Все это было крайне странным, но, обогнув город с востока, я понял причину: с юго-востока подошла вторая армия, ударившая с тыла; в грязи и траве, истоптанных конскими копытами, я нашел несколько мелких вещей с тонкой вязью языка пророка. Мне стало ясно, что каган попытался разбить врагов поодиночке, но не успел. Еще более странным было то, что, подойдя к воротам, я увидел только следы пожара, но не следы штурма; это выглядело так, как если бы ворота открыли изнутри. На улицах было много трупов, искалеченных, израненных, обгоревших, но часто и узнаваемых. Я увидел множество женских и детских тел; мне пришло в голову, что перед смертью их вытаскивали из домов. Сила ужаса была такова, что душа онемела, и мысль оставалась ясной, парализованной и прозрачной. А к югу от городских стен лежали многочисленные тела беженцев, пытавшихся, по всей видимости, спастись от неожиданно свершившейся бойни. Я часто замечал на них следы стрел, но еще чаще — следы от беспорядочных ударов мечами. Многие были почти полностью раздеты; чтобы снять кольца, у них отрубали пальцы; вокруг них рядом с холщовыми мешками были разбросаны какие-то случайные вещи, явно собранные второпях. Было видно, что победители тщательно перетрясали их скарб. И только закончив начатое, они подожгли город.

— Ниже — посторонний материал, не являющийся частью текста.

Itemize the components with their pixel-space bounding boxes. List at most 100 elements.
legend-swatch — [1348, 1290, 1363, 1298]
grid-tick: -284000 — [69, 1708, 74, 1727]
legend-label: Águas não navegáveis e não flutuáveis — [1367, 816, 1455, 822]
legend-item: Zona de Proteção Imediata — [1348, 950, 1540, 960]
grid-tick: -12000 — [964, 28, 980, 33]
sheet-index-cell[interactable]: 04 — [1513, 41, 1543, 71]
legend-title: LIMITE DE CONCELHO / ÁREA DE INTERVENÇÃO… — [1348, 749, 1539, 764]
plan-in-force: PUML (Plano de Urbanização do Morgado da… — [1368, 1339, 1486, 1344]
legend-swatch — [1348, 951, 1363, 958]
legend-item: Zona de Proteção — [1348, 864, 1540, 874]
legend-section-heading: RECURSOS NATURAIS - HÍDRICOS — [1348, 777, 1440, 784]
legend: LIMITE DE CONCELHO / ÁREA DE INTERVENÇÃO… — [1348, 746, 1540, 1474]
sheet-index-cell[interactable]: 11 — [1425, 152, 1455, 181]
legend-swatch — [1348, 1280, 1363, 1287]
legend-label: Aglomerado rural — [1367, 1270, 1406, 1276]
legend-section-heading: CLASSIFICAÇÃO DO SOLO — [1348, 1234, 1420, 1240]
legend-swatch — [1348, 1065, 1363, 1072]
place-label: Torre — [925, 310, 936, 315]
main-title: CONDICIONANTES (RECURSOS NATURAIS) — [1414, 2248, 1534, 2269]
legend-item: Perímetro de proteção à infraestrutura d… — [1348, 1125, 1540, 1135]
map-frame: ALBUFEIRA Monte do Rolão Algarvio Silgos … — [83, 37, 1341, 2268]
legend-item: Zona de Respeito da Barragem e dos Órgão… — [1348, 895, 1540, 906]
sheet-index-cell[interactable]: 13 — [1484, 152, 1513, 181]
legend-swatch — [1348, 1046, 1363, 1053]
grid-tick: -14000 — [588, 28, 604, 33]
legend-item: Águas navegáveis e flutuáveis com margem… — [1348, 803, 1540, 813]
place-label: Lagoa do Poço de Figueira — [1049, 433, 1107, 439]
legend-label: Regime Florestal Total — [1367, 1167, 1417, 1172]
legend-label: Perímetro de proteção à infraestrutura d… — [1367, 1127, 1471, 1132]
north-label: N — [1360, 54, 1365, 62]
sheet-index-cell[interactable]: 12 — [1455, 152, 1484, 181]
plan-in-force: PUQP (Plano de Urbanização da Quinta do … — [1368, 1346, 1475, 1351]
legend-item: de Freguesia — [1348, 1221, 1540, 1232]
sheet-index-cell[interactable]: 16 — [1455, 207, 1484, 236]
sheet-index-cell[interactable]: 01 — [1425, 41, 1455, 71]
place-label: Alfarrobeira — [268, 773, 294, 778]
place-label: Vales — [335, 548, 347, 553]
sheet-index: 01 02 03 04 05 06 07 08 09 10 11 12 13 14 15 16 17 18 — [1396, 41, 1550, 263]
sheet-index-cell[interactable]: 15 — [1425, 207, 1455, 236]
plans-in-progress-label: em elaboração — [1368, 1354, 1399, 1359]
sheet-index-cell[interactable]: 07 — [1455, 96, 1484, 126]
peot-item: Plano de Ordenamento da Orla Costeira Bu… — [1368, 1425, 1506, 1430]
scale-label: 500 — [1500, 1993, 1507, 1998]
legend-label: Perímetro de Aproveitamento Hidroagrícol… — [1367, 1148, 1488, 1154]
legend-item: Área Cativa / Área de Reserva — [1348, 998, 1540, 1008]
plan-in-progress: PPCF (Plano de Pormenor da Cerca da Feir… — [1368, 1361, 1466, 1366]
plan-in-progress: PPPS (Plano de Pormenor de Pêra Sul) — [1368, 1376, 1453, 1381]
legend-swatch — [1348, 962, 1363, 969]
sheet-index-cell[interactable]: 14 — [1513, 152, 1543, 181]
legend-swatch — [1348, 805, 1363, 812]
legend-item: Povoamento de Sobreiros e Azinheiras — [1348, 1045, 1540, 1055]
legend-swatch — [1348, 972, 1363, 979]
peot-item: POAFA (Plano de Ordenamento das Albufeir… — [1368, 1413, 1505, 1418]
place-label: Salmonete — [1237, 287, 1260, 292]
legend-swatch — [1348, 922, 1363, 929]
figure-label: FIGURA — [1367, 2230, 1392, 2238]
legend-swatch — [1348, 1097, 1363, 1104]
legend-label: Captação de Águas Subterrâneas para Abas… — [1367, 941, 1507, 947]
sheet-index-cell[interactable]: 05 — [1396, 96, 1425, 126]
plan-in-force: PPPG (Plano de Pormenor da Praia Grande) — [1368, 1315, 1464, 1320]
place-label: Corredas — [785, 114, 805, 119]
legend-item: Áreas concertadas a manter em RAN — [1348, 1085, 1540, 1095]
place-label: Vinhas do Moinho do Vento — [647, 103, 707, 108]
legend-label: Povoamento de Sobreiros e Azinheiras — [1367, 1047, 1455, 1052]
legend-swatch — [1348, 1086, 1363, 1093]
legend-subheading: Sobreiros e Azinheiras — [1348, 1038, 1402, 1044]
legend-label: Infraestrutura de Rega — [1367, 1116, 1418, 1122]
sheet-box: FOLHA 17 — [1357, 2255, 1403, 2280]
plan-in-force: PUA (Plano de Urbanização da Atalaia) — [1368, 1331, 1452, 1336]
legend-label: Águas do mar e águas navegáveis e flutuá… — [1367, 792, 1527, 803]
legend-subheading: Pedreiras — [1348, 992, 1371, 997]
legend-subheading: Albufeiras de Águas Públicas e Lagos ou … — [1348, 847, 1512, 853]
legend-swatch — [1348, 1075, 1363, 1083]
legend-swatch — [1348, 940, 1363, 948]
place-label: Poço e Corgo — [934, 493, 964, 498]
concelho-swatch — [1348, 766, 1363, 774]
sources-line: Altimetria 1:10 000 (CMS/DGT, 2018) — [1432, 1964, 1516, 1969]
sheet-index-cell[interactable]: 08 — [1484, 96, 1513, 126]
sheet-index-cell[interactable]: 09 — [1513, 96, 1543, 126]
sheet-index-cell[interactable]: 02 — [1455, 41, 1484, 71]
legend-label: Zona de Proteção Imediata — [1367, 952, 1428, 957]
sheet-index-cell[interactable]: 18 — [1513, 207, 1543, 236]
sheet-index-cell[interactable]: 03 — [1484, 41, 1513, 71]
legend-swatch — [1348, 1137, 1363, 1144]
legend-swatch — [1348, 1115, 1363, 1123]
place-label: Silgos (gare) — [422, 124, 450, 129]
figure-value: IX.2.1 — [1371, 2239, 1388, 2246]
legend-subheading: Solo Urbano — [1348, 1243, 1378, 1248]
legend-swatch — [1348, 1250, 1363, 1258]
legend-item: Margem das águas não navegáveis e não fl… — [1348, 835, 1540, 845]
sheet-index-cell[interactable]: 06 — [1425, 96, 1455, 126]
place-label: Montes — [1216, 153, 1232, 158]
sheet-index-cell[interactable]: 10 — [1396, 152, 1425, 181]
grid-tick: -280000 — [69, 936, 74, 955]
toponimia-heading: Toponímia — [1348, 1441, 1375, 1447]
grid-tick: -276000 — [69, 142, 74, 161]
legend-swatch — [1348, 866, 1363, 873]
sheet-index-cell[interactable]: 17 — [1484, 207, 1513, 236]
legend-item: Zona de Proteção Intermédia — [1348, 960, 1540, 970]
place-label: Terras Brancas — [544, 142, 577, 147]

А отойдя чуть дальше, я увидел коня, привязанного к дереву, и рядом с ним одинокую фигуру, склонившуюся над одним из трупов. На нем были неудобные и чужие одежды, хазары такие не носят. Увидев меня, он побежал в сторону коня, но я выстрелил издалека и пробил ему ногу; мародер упал. В тот момент я не хотел его убивать, мне казалось, что я просто собирался с ним поговорить. Впрочем, он так и не смог мне объяснить, как и зачем он сюда вернулся; вероятно, ему показалось, что награбленное поделили несправедливо. Я не знаю, что еще он надеялся найти на полураздетых и обобранных телах. Но, в любом случае, это не было тем, о чем я хотел его расспросить, хотя он и почти обезумел от страха. Я спросил его.